My doctors at the time were baffled, so this resulted in many more blood tests, this time there were some really horrible experiences. I think the worst tests were for a hyperactive thyroid. It started by drinking a sugar solution, YUM. Then over the next 4 hours my blood was taken every 20 minutes, not so fun. A prick every 20 minutes might have made me feel like a pin cushion but would have been preferable. Instead I had an intravenous needle on the inside of my elbow. Not helped by a shockingly bad placement by the nurse, this was an unbelievably painful experience, I can still remember the pain, from all 3 times I have the test. All of the tests were again showing no consistent results for any definite diagnosis, but they did rule a lot out, most importantly acromegaly.

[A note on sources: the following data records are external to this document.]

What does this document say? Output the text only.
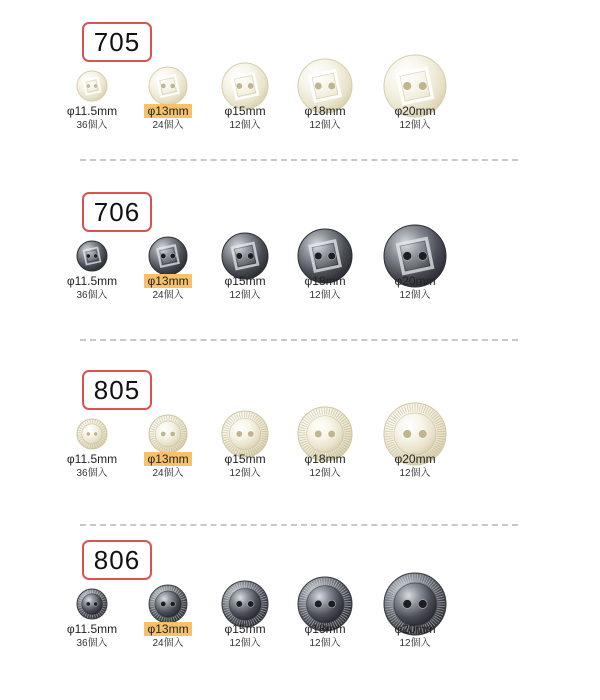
705
φ11.5mm
36個入
φ13mm
24個入
φ15mm
12個入
φ18mm
12個入
φ20mm
12個入
706
φ11.5mm
36個入
φ13mm
24個入
φ15mm
12個入
φ18mm
12個入
φ20mm
12個入
805
φ11.5mm
36個入
φ13mm
24個入
φ15mm
12個入
φ18mm
12個入
φ20mm
12個入
806
φ11.5mm
36個入
φ13mm
24個入
φ15mm
12個入
φ18mm
12個入
φ20mm
12個入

By the summer of 2003 my doctors, my family and I were at our wits’ end, so my very kind rheumatologist recommended I see a former colleague who was a dermatologist he “really rated”. Off I trotted, to yet another new doctor but to my surprised I walked in the room and the doctor pretty much said, this is what you have. Ok, he might have given me the once over first but he knew the moment he saw me. I was about to be anointed UNIQUE. He diagnosed me with Pachydermoperiostosis; he had seen it before but not to the degree that I had it.
Over the 18 months to two years that we hunted down a diagnosis I tried to pretty much ignore my condition. I didn’t talk to anybody about it and tried to continue with my life as though nothing was happening. This was not because I didn’t thinking about it, I just couldn’t deal with it in reality, speaking about it would’ve made it a part of my life which I wasn’t ready for it to be. I guess I did suffer in silence but only because of my own stubbornness. I wasn’t in a happy place. I felt anger towards my parents at the time. They would research all the possibilities and get worried as to what the outcome would be. They didn’t share any of the information with me which definitely made me feel as though they were treating me ‘like a child’ a big no no for any teen. In reality I was acting like a child, ignoring my conditions and refusing to discuss them. They were also protecting me from some of the possible diagnoses which would of just lead to constant worry.